Thursday, June 09, 2011
Set in a British colony in West Africa during the Second World War, The Heart of the Matter deals with the life of the small British community, focussing in particular on the character of Scobie, the Deputy Commissioner of Police. As in many of Greene’s novels, we are presented with the complexity of life and the moral challenges it presents, as flawed human beings struggle to live with each other and themselves.

Scobie comes across at the start of the novel as an upstanding policeman, committed to his job when many around him seem to be in it for the bribes. However, he no longer loves his wife Louise – no longer enjoys her company – and yet at the same time feels an enormous sense of responsibility towards her, and pity for the situation in which she finds herself because of this lack of love. When he again misses out on promotion, she refuses to put up with the conditions in the tropics any longer, and insists on moving to South Africa. Unable to get the money together, Scobie finds himself obliged by his sense of responsibility to borrow it from an unscrupulous businessman, and break his own moral code on account of his perceived responsibility for his wife’s happiness.

This initiation into 'shady dealings' can be seen as one of the turning points in the book; during his wife’s absence, Scobie finds himself drawn into both an adulterous affair and further underhand operations. The initial spark of love he thinks he has experienced with Helen, his mistress, turns out to go the way of his marital love, and become very quickly a sense of responsibility.

On his wife’s return, Scobie finds himself in an even more complicated moral situation. He had become a Catholic in order to marry his wife, and is now put in a position where, in order to maintain his wife’s happiness (which, with his sense of responsibility, he feels bound to do), he receives Holy Communion in a state of mortal sin: lacking contrition for his adultery, he is unable to seek absolution. The paradoxical situation in which he has placed himself leads, in the end, to disastrous consequences.

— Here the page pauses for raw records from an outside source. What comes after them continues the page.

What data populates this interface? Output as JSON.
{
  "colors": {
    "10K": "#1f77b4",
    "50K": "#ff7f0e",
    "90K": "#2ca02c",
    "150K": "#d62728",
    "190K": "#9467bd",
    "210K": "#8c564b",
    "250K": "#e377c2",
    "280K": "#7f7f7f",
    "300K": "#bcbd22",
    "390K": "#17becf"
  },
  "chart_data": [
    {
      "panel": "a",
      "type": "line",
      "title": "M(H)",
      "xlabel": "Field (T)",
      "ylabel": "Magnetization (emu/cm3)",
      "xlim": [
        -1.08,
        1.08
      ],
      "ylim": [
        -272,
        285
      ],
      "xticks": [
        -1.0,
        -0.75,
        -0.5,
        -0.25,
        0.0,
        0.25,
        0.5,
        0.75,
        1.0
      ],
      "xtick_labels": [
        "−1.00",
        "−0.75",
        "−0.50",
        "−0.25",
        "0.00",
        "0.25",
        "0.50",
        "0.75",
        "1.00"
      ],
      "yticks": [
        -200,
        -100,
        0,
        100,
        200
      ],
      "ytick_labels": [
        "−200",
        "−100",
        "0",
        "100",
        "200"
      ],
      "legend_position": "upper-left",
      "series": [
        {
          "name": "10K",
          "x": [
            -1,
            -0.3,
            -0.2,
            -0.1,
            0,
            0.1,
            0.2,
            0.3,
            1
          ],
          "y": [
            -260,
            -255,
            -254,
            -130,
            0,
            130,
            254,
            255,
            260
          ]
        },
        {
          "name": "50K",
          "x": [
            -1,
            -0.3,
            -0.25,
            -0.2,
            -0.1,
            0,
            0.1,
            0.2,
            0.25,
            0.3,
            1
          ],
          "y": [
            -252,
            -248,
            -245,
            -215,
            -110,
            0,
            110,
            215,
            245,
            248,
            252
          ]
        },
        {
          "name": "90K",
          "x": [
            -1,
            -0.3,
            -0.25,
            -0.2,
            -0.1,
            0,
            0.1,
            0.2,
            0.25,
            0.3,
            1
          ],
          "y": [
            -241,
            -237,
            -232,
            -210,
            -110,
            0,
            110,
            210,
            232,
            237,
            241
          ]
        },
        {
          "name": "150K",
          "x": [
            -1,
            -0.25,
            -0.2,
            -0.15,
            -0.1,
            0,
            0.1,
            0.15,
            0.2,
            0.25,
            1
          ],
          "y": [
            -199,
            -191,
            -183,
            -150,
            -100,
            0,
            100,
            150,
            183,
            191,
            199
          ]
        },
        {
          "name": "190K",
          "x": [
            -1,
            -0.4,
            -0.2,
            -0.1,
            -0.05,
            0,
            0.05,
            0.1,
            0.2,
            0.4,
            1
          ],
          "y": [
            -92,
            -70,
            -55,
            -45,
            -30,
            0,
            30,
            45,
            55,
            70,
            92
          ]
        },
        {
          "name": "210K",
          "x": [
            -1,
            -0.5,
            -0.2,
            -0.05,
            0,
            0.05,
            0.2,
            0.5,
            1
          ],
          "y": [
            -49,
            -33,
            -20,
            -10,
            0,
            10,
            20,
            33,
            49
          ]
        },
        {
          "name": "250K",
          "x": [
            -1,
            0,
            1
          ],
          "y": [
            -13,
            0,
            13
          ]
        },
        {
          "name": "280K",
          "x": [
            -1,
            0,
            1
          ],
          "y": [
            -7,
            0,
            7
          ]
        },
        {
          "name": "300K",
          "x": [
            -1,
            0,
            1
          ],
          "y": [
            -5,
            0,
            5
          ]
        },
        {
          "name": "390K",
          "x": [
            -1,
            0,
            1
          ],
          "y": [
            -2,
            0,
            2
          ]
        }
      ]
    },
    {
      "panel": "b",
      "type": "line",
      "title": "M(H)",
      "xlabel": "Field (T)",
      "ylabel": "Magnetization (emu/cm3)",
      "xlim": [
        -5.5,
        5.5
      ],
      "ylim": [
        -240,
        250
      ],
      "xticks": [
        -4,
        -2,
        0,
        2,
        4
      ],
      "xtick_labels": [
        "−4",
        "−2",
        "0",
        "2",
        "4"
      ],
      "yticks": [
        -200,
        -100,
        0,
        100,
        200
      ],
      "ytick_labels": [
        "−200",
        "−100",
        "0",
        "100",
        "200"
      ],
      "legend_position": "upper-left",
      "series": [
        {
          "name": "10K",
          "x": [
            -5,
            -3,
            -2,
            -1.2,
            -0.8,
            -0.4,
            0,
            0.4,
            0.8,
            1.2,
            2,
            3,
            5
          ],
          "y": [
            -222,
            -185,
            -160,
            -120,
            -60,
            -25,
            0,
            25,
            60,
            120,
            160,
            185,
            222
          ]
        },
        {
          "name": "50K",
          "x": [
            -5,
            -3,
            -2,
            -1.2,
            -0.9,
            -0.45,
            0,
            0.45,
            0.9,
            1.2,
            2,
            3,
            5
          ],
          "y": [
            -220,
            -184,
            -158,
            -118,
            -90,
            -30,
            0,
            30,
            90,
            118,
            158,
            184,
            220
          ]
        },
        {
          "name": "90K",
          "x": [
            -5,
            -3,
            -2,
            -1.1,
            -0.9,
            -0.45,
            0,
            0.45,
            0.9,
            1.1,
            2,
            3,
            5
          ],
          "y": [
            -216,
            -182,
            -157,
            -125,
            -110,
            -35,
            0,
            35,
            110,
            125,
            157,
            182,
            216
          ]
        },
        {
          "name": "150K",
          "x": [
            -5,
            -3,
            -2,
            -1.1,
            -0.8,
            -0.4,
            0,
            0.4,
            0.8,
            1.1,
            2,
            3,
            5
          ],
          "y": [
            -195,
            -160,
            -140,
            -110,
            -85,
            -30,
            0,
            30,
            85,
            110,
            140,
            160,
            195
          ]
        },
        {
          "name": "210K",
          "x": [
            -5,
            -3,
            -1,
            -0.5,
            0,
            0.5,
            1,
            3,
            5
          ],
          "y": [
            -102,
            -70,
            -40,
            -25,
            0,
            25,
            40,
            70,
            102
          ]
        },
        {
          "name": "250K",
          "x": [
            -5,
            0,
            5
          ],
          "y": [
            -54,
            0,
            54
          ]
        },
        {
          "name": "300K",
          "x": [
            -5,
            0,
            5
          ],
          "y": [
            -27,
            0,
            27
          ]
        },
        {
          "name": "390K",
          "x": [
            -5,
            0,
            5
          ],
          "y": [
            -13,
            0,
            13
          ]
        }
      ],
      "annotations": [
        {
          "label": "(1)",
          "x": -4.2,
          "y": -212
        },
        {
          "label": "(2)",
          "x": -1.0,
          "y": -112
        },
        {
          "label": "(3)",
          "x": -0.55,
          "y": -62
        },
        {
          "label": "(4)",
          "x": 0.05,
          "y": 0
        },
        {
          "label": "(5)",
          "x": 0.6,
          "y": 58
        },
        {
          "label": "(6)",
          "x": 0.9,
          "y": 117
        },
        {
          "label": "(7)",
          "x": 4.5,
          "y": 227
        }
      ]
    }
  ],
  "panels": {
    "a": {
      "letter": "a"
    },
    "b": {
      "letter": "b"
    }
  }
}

Greene himself, in the book’s preface, describes Scobie as a ‘weak man with good intentions doomed by pride’. He pursues what he sometimes even recognises as impossible aims solely by his own efforts, and when confronted with the contradictions and failures this presents, he comes to the 'flip side' of pride: despair, in which the enormity of his failure seems beyond even God’s redeeming power. Greene offers no easy answers to the problems, but presents us with a compelling account of the results, in a relatively ordinary life, of the primeval sin.